The relationship between iron deficiency and brain function and development is very important to consider when choosing a strategy to combat iron deficiency. Several structures in the brain have high iron content; levels are of the same order of magnitude as those observed in the liver. The observation that the lower iron content of the brain in iron-deficient growing rats cannot be increased by giving iron at a later date strongly suggests that the supply of iron to brain cells takes place during an early phase of brain development and that, as such, early iron deficiency may lead to irreparable damage to brain cells. Iron deficiency also negatively influences the normal defense systems against infections. In animal studies, the cell-mediated immunologic response by the action of T-lymphocytes is impaired as a result of a reduced formation of these cells. This in turn is due to a reduced DNA synthesis dependent on the function of ribonucleotide reductase, which requires a continuous supply of iron for its function.

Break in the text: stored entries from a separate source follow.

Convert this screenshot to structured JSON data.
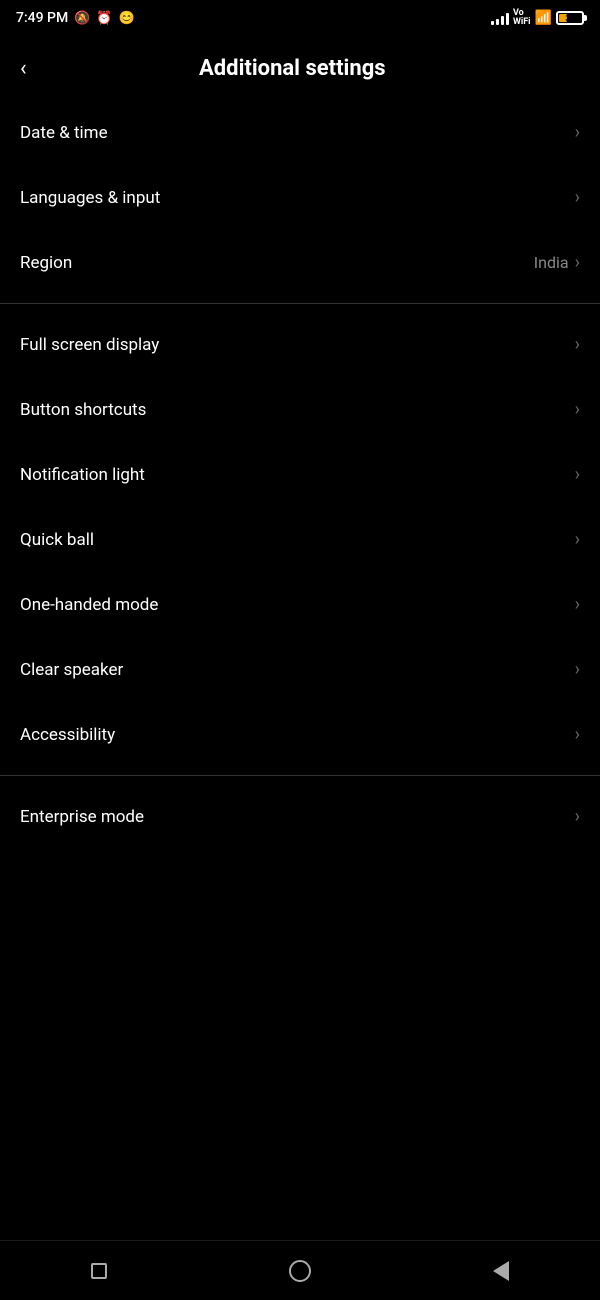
{
  "statusBar": {
    "time": "7:49 PM",
    "batteryLevel": 37,
    "batteryColor": "#f0a500"
  },
  "header": {
    "backLabel": "<",
    "title": "Additional settings"
  },
  "settingsGroups": [
    {
      "id": "group1",
      "items": [
        {
          "id": "date-time",
          "label": "Date & time",
          "value": "",
          "hasChevron": true
        },
        {
          "id": "languages-input",
          "label": "Languages & input",
          "value": "",
          "hasChevron": true
        },
        {
          "id": "region",
          "label": "Region",
          "value": "India",
          "hasChevron": true
        }
      ]
    },
    {
      "id": "group2",
      "items": [
        {
          "id": "full-screen-display",
          "label": "Full screen display",
          "value": "",
          "hasChevron": true
        },
        {
          "id": "button-shortcuts",
          "label": "Button shortcuts",
          "value": "",
          "hasChevron": true
        },
        {
          "id": "notification-light",
          "label": "Notification light",
          "value": "",
          "hasChevron": true
        },
        {
          "id": "quick-ball",
          "label": "Quick ball",
          "value": "",
          "hasChevron": true
        },
        {
          "id": "one-handed-mode",
          "label": "One-handed mode",
          "value": "",
          "hasChevron": true
        },
        {
          "id": "clear-speaker",
          "label": "Clear speaker",
          "value": "",
          "hasChevron": true
        },
        {
          "id": "accessibility",
          "label": "Accessibility",
          "value": "",
          "hasChevron": true
        }
      ]
    },
    {
      "id": "group3",
      "items": [
        {
          "id": "enterprise-mode",
          "label": "Enterprise mode",
          "value": "",
          "hasChevron": true
        }
      ]
    }
  ],
  "navBar": {
    "recentLabel": "recent",
    "homeLabel": "home",
    "backLabel": "back"
  }
}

In addition, the phagocytosis and killing of bacteria by the neutrophil leukocytes is an important component of the defense mechanism against infections. These functions are impaired in iron deficiency as well. Several groups have demonstrated a relationship between iron deficiency and attention, memory, and learning in infants and small children. Therapy resistant behavioral impairment and the fact that there is an accumulation of iron during the whole period of brain growth should be considered strong arguments for the early detection and treatment of iron deficiency. This is valid for women, especially during pregnancy, and for infants and children, up through the period of adolescence to adulthood. In a recent well controlled study, administration of iron to non-anemic but iron-deficient adolescent girls improved verbal learning and memory. Well-controlled studies in adolescent girls show that iron-deficiency without anemia is associated with reduced physical endurance and changes in mood and ability to concentrate. Another recent study showed that there was a reduction in maximum oxygen consumption in non-anemic women with iron deficiency that was unrelated to a decreased oxygen transport capacity of the blood.